Immunophenotyping is an important adjunct in differentiating PBL from other neoplasms. Differential diagnoses of PBLs based on a morphologic basis include poorly differentiated carcinoma, anaplastic large cell lymphoma, immunoblastic variant of diffuse large B-cell lymphoma including primary cutaneous diffuse large B-cell lymphoma, anaplastic plasmacytoma, myeloid sarcoma, and metastatic melanoma. Carcinomas can be differentiated from PBLs based on positivity for cytokeratin. Anaplastic large cell lymphomas are negative for CD38 or CD138; PBLs are negative for CD20, while immunoblastic variants of diffuse large B-cell lymphoma are negative for CD138 and positive for CD20/PAX5. Myeloperoxidase and S-100 negativity rule out myeloid sarcoma and metastatic melanoma, respectively.
Clinical correlation is occasionally required in the differential diagnosis of PBL and buy methysergide cell myeloma with plasmablastic features because of their nearly identical immunophenotypic profiles. PBL is composed almost entirely of blasts, whereas plasmacytoma typically consists of mature plasma cells, and in addition, the extremely high proliferation rate of PBL with many mitotic figures are unusual for plasmacytoma. Cytoplasmic Igs are not detected in approximately 50% of PBL cases and, thus, the negative staining for kappa and lambda light chains do not preclude the diagnosis of PBL.
To date, 26 cases of PBL presenting in the skin have been reported; 14 cases were HIV positive, eight cases were post-transplantation, one patient had an autoimmune disorder, while three patients were immunocompetent without any history of immunosuppression similar to our patient, but in contrast to our patient who was young (20 years old). These three patients consisted of an 80-year-old man, an 86-year-old woman, and a 62-year-old woman.

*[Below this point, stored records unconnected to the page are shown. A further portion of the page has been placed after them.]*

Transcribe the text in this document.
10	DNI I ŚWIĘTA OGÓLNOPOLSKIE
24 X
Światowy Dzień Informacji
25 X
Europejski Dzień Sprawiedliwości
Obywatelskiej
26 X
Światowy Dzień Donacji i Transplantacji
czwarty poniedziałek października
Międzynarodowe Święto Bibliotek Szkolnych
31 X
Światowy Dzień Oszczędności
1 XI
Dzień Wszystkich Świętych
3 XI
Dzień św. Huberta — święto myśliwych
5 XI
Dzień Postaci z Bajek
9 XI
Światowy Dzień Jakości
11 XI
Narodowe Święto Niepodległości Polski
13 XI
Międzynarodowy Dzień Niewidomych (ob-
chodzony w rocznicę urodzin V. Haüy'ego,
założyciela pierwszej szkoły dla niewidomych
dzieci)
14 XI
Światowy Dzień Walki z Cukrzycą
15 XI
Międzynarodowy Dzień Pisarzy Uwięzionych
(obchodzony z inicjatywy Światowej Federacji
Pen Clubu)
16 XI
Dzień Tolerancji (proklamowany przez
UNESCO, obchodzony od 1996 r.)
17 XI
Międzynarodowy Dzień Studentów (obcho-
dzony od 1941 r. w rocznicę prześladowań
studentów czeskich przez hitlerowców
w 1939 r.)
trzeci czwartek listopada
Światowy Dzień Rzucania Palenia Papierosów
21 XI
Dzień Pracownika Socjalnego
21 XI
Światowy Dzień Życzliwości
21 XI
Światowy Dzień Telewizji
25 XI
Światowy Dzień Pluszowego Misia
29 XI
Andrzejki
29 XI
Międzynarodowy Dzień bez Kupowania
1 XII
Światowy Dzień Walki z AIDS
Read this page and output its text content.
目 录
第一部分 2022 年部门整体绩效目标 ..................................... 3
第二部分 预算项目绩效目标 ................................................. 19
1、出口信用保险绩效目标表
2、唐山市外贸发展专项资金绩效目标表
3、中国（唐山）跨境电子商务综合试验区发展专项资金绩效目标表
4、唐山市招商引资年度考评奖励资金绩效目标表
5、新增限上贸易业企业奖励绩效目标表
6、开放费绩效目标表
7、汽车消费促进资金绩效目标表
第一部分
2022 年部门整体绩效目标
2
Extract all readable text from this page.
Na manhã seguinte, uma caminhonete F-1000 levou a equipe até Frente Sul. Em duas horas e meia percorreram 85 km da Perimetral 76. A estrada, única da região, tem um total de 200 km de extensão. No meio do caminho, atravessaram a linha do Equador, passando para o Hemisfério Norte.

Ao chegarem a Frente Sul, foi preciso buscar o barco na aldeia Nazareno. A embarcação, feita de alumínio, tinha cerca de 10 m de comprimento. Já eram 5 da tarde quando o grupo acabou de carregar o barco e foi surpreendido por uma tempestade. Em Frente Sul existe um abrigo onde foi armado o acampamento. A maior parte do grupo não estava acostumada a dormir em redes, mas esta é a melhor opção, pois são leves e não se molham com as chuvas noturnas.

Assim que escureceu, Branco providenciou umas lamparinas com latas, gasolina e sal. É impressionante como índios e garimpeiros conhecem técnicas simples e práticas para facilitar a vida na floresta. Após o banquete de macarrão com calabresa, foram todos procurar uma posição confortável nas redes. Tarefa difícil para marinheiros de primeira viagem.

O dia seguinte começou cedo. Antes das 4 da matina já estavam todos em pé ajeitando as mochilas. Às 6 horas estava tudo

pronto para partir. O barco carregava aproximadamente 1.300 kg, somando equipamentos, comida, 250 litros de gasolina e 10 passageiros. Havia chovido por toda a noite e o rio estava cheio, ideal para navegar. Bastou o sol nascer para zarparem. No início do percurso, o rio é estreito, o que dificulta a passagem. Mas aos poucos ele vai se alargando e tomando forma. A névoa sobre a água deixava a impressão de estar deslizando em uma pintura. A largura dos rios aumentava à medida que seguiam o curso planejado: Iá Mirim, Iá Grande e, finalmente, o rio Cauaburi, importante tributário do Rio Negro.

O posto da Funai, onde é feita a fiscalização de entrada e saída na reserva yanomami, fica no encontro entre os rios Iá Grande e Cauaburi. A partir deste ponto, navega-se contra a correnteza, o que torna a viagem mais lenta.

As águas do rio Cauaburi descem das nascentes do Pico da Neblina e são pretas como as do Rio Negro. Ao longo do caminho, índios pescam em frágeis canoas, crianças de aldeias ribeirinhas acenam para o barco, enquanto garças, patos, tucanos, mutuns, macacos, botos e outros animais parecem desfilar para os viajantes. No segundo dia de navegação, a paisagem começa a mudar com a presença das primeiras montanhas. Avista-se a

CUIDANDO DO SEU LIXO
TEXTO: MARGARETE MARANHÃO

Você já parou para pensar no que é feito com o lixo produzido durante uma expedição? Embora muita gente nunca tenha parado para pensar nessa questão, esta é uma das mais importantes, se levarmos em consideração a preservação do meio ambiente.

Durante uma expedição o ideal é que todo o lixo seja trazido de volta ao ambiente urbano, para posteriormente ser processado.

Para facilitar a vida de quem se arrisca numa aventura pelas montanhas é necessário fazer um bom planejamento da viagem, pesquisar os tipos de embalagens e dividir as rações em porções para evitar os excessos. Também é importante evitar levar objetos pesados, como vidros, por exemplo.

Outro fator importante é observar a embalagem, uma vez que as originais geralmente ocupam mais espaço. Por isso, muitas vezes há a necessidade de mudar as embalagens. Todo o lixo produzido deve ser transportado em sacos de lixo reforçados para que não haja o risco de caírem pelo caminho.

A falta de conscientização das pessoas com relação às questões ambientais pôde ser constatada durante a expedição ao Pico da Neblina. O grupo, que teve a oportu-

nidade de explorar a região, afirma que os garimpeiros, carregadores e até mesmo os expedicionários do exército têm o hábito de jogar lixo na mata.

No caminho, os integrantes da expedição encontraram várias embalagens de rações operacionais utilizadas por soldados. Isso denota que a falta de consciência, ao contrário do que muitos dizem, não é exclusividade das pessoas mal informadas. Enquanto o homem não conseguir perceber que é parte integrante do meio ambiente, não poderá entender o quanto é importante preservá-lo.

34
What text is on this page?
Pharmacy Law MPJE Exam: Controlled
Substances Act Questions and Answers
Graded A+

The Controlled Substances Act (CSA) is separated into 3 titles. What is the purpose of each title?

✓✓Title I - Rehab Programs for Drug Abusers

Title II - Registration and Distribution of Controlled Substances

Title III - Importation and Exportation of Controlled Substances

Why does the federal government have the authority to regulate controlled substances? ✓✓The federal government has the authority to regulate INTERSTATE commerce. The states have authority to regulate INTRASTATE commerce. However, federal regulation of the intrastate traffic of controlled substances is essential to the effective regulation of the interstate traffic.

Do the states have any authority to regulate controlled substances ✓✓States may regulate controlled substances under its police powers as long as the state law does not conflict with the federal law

Several adverse prognostic factors have been identified, including HIV-negativity, MYC gene rearrangement, and high-risk international prognostic index. The outcome with available therapy is poor, with median survival of <1 year; some data suggest a better outcome of PBL if consolidation with autologous hematopoietic cell transplantation is used in a first-line setting. Our patient\'s condition rapidly deteriorated and he died 1 week after diagnosis despite being started empirically on bortezomib together with dexamethasone before final diagnosis. This in contrast to recently published cases which showed that bortezomib has shown promising results in PBL.

Case Report
Dermatological examination revealed multiple hyperkeratotic papules and filiform spine over her trunk and extremities where lesions presented along Blaschko\’s line in the form of a systematized linear epidermal nevus (Figures 1A–1F). On closer examination, the hyperkeratotic lines were found to be composed of small filiform keratotic plugs. At their base, the plugs had a pitted keratotic papule similar to a comedo nevus. On her left lower extremity, the more serious lesions had arisen in a thornlike fashion vertically (Figures 1D–1F). The thornlike projections with larger plugs were very closely grouped and some of them coalesced into hyperkeratotic verrucous plaques. Those plugs could be extracted and some pits remained. Both palms and soles had similar lesions and the soles were highly hyperkeratotic. At the left pretibial site, a demarcated circular ulcer 2.5 cm in diameter was found. The head and face were spared. The systemic examination, including chest X-ray, electrocardiogram, echocardiogram, and ultrasonogram of the abdomen, was normal.